“Adani Group Stocks Under Fire: Are LIC and SBI Investments Safe?”
Recently, Adani Enterprises shares and other Adani group stocks have been under pressure following a report by US-based short seller Hindenburg Research that raised 86 questions about the group. The debt positioning of the Adani group companies and the investments by Life Insurance Corporation (LIC) of India and State Bank of India (SBI) have also come under scrutiny.
However, stock market experts have stated that despite the sell-off in Adani group stocks, LIC is sitting on a profit of around ₹30,000 crore from its investment. SBI has reported that its debt exposure in Adani group companies is just 0.90 per cent of its total loan book and the bank is confident that it can recover from this debt exposure in 9-10 months, as its return on equity is over 10 per cent.

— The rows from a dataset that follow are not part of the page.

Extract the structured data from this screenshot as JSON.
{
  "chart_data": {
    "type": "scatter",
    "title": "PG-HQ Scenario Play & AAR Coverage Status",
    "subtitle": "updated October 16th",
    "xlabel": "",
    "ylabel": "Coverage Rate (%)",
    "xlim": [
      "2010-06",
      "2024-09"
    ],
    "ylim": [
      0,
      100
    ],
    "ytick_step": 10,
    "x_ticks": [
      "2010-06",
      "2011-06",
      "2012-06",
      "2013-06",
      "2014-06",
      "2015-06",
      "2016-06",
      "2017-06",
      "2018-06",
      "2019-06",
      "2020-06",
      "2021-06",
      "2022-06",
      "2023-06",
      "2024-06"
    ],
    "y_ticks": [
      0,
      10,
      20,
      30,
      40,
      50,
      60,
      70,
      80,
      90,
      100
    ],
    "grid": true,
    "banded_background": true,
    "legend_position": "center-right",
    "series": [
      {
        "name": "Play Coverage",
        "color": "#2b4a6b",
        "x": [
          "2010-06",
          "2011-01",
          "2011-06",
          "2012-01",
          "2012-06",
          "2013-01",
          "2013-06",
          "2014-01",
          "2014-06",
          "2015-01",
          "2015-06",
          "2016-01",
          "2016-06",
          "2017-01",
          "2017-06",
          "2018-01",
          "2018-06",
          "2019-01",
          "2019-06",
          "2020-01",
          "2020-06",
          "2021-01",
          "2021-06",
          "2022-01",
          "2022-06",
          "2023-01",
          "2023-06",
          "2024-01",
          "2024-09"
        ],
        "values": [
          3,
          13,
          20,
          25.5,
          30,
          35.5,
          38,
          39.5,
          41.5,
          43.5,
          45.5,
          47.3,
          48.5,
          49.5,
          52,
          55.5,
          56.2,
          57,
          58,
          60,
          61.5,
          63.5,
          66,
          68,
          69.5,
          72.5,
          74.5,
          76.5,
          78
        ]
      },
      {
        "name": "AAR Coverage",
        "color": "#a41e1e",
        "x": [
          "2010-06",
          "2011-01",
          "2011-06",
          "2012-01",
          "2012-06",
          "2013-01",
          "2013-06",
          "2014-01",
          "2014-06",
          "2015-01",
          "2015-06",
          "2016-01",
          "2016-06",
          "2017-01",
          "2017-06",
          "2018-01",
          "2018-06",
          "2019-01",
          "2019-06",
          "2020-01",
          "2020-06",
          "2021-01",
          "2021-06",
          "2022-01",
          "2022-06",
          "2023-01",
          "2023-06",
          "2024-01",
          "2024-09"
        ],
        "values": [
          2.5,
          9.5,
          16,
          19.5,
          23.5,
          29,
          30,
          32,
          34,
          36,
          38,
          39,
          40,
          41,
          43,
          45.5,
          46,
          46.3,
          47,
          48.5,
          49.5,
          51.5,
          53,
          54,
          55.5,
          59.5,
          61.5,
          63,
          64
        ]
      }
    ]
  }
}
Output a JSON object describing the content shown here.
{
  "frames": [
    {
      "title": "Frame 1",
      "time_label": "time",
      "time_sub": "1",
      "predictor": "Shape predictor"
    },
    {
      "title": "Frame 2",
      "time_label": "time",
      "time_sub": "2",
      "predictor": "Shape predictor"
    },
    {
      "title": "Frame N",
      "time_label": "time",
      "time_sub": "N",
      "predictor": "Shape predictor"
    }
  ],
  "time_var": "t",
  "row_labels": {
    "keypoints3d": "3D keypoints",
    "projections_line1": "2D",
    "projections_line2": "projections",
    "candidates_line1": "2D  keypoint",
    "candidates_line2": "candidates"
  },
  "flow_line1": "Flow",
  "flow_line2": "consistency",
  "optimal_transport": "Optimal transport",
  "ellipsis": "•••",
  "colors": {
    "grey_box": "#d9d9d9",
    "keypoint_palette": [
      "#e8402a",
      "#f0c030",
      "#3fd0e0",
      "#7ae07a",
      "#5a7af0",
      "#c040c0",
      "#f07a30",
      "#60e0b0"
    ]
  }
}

In regards to the safety of public money invested in SBI and LIC, Santosh Meena, Head of Research at Swastika Investmart, stated that investors should not be concerned. He mentioned that SBI’s exposure to the Adani group is only 0.88% of its total loan book and the bank is backed by strong cash flows.
Avinash Gorakshkar, Head of Research at Profitmart Securities, also spoke on the impact of the Adani-Hindenburg issue on LIC and SBI. He stated that LIC has declared that its investment in Adani group stocks is around ₹30,000 crore, with an absolute value of ₹40,000 crore. The insurance company is sitting on a one-third return on its investment in Adani group stocks over the years and has around ₹26,000 crore cash in hand and ₹21,000 crore in unclaimed funds, in case its investment in Adani group stocks becomes zero.
In conclusion, despite the recent controversy surrounding the Adani group, expert analysis suggests that public money invested in SBI and LIC is safe.